Moreover, Sorenson says that HP will not support EMC's WideSky middleware strategy--a core piece to EMC's AutoIS management software initiative. In the past, Compaq executives--including Lewis--had been very vocal in calling the WideSky middleware a proprietary scheme that EMC is using to corner the emerging storage management software market. The way Sorenson describes it, EMC can use the APIs to develop WideSky but "no major storage vendors...have signed up and come on board to support WideSky or license it."

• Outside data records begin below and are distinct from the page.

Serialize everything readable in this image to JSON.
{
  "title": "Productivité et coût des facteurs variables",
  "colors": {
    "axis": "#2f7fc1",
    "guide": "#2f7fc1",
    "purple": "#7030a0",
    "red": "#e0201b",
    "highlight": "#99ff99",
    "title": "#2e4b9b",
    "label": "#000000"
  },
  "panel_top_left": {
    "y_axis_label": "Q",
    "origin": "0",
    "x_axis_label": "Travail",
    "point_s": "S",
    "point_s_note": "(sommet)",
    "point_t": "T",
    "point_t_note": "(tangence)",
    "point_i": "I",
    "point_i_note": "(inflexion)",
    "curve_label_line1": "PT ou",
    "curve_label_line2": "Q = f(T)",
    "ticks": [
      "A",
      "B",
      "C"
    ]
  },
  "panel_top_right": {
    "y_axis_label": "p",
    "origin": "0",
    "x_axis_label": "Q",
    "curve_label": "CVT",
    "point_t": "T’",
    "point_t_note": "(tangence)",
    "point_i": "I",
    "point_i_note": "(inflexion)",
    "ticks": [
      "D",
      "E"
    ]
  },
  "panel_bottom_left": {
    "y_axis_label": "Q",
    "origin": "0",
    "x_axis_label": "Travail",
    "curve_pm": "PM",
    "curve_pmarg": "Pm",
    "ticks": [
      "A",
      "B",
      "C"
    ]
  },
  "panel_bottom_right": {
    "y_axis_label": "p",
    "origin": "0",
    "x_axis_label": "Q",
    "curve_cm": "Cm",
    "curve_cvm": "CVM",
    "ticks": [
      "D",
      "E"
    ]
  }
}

Is HP giving tacit approval to WideSky by exchanging APIs with EMC? "We don't think so," explains Sorenson. "You can look at our contract. The word 'WideSky' is not mentioned in there."

No matter, say EMC executives. WideSky is an attempt to lead to charge toward open standards. Don Swatik, EMC's vice president of alliances and information sciences, has been just as vocal in saying that EMC can reverse engineer any product from a competitor who is not willing to cooperate in an API exchange. WideSky will happen.

"This is not an 'if' question, it is a 'when' question," Swatik says.